Dozens rescued after Cristobal's surf swept swimmers away - WFSB 3 Connecticut

Dozens rescued after Cristobal's surf swept swimmers off their feet

Horseneck Beach in Westport, MA. (CNN photo) Horseneck Beach in Westport, MA. (CNN photo)

Hurricane Cristobal churned up some big waves in the Atlantic and it swept swimmers off of their feet.

Lifeguards in Rhode Island had to rescue several swimmers. At Misquamicut State Beach in Westerly, they pulled several dozen to safety after they were dragged into deeper waters.

Another place they found dangerous currents was Horseneck Beach in Westport, MA.

On Thursday, the surf report showed swells of six to eight feet at a place known for wave height.

Officials there said there were no rescues there and that swimmers were restricted to knee-depth.

"Because once you go out past your waist, you're jumping over waves and that's when you can get sucked out," said Rachael Brown, a lifeguard. "It can pull you out faster than an Olympic swimmer can swim in."

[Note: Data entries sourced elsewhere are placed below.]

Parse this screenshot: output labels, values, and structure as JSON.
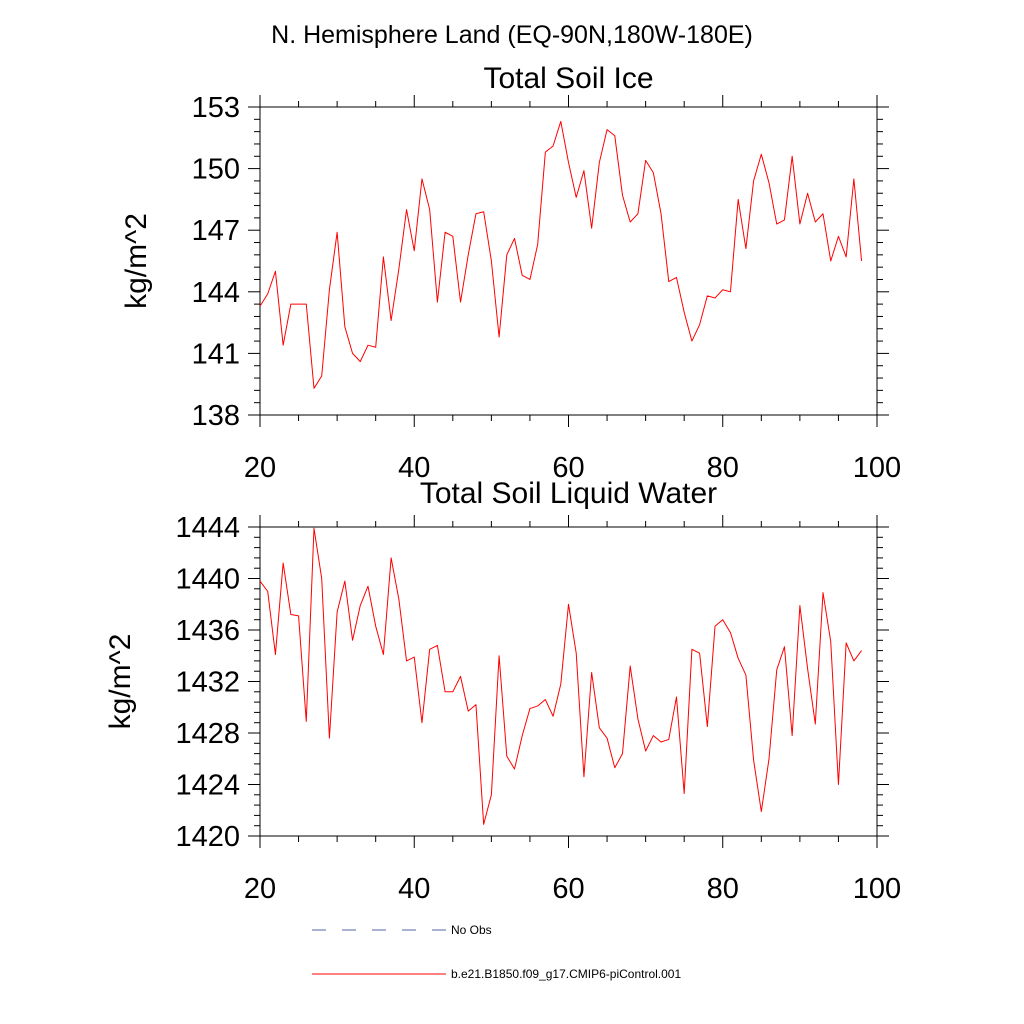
{
  "page": {
    "title": "N. Hemisphere Land (EQ-90N,180W-180E)"
  },
  "colors": {
    "series_line": "#ff0000",
    "obs_line": "#5566aa",
    "axis": "#000000"
  },
  "legend": {
    "obs_label": "No Obs",
    "model_label": "b.e21.B1850.f09_g17.CMIP6-piControl.001"
  },
  "chart_data": [
    {
      "type": "line",
      "title": "Total Soil Ice",
      "xlabel": "",
      "ylabel": "kg/m^2",
      "xlim": [
        20,
        100
      ],
      "ylim": [
        138,
        153
      ],
      "xticks": [
        "20",
        "40",
        "60",
        "80",
        "100"
      ],
      "yticks": [
        "138",
        "141",
        "144",
        "147",
        "150",
        "153"
      ],
      "x": [
        20,
        21,
        22,
        23,
        24,
        25,
        26,
        27,
        28,
        29,
        30,
        31,
        32,
        33,
        34,
        35,
        36,
        37,
        38,
        39,
        40,
        41,
        42,
        43,
        44,
        45,
        46,
        47,
        48,
        49,
        50,
        51,
        52,
        53,
        54,
        55,
        56,
        57,
        58,
        59,
        60,
        61,
        62,
        63,
        64,
        65,
        66,
        67,
        68,
        69,
        70,
        71,
        72,
        73,
        74,
        75,
        76,
        77,
        78,
        79,
        80,
        81,
        82,
        83,
        84,
        85,
        86,
        87,
        88,
        89,
        90,
        91,
        92,
        93,
        94,
        95,
        96,
        97,
        98
      ],
      "series": [
        {
          "name": "b.e21.B1850.f09_g17.CMIP6-piControl.001",
          "values": [
            143.3,
            143.9,
            145.0,
            141.4,
            143.4,
            143.4,
            143.4,
            139.3,
            139.9,
            144.1,
            146.9,
            142.3,
            141.0,
            140.6,
            141.4,
            141.3,
            145.7,
            142.6,
            145.1,
            148.0,
            146.0,
            149.5,
            148.0,
            143.5,
            146.9,
            146.7,
            143.5,
            145.8,
            147.8,
            147.9,
            145.5,
            141.8,
            145.8,
            146.6,
            144.8,
            144.6,
            146.3,
            150.8,
            151.1,
            152.3,
            150.3,
            148.6,
            149.9,
            147.1,
            150.3,
            151.9,
            151.6,
            148.7,
            147.4,
            147.8,
            150.4,
            149.8,
            147.8,
            144.5,
            144.7,
            143.0,
            141.6,
            142.4,
            143.8,
            143.7,
            144.1,
            144.0,
            148.5,
            146.1,
            149.4,
            150.7,
            149.3,
            147.3,
            147.5,
            150.6,
            147.3,
            148.8,
            147.4,
            147.8,
            145.5,
            146.7,
            145.7,
            149.5,
            145.5
          ]
        }
      ]
    },
    {
      "type": "line",
      "title": "Total Soil Liquid Water",
      "xlabel": "",
      "ylabel": "kg/m^2",
      "xlim": [
        20,
        100
      ],
      "ylim": [
        1420,
        1444
      ],
      "xticks": [
        "20",
        "40",
        "60",
        "80",
        "100"
      ],
      "yticks": [
        "1420",
        "1424",
        "1428",
        "1432",
        "1436",
        "1440",
        "1444"
      ],
      "x": [
        20,
        21,
        22,
        23,
        24,
        25,
        26,
        27,
        28,
        29,
        30,
        31,
        32,
        33,
        34,
        35,
        36,
        37,
        38,
        39,
        40,
        41,
        42,
        43,
        44,
        45,
        46,
        47,
        48,
        49,
        50,
        51,
        52,
        53,
        54,
        55,
        56,
        57,
        58,
        59,
        60,
        61,
        62,
        63,
        64,
        65,
        66,
        67,
        68,
        69,
        70,
        71,
        72,
        73,
        74,
        75,
        76,
        77,
        78,
        79,
        80,
        81,
        82,
        83,
        84,
        85,
        86,
        87,
        88,
        89,
        90,
        91,
        92,
        93,
        94,
        95,
        96,
        97,
        98
      ],
      "series": [
        {
          "name": "b.e21.B1850.f09_g17.CMIP6-piControl.001",
          "values": [
            1439.8,
            1439.0,
            1434.1,
            1441.2,
            1437.2,
            1437.1,
            1428.9,
            1443.9,
            1440.0,
            1427.6,
            1437.4,
            1439.8,
            1435.2,
            1437.9,
            1439.4,
            1436.3,
            1434.1,
            1441.6,
            1438.4,
            1433.6,
            1433.9,
            1428.8,
            1434.5,
            1434.8,
            1431.2,
            1431.2,
            1432.4,
            1429.7,
            1430.2,
            1420.9,
            1423.2,
            1434.0,
            1426.2,
            1425.2,
            1427.8,
            1429.9,
            1430.1,
            1430.6,
            1429.3,
            1431.8,
            1438.0,
            1434.2,
            1424.6,
            1432.7,
            1428.4,
            1427.6,
            1425.3,
            1426.4,
            1433.2,
            1429.1,
            1426.6,
            1427.8,
            1427.3,
            1427.5,
            1430.8,
            1423.3,
            1434.5,
            1434.2,
            1428.5,
            1436.3,
            1436.8,
            1435.8,
            1433.8,
            1432.5,
            1425.9,
            1421.9,
            1426.0,
            1432.9,
            1434.7,
            1427.8,
            1437.9,
            1433.0,
            1428.7,
            1438.9,
            1435.1,
            1424.0,
            1435.0,
            1433.6,
            1434.4
          ]
        }
      ]
    }
  ]
}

For some, it was all about the waves. That included boogie-boarder Max Bethoney.

"I come here either way, but when you hear about waves coming, that's when everybody comes," he said. "Definitely. All the hardcore people."

Bethoney said he has witnessed nature's power.

"I've seen two people in one day get pulled out," Bethoney said. "They string all their life rafts together and then they send one person out to grab the person, and then they yank them back in."

In fact, Bethoney said he was almost one of those people eight years ago. He was caught in a rip.

"When I was 16 actually," he recalled. "Went swimming and I got sucked out. I panicked for a little bit and then I was like 'all right, I just need to calm down. I know what to do here.' And I kind of just caught my breath and swam diagonally like they tell you to do."

Bethoney said he had some words of wisdom.

"You're not going to get back in panicking. You can't go straight for the waves and try to fight them," he explained. "You've got to do it gradually."

The ordeal didn't keep him away for long.

"You've got to get back on the horse, as they say," Bethoney said.

Massachusetts officials said they'll continue to monitor the surf and decide whether the water restrictions should remain in place.

In Rhode Island, the high surf advisory was canceled by the National Weather Service on Friday.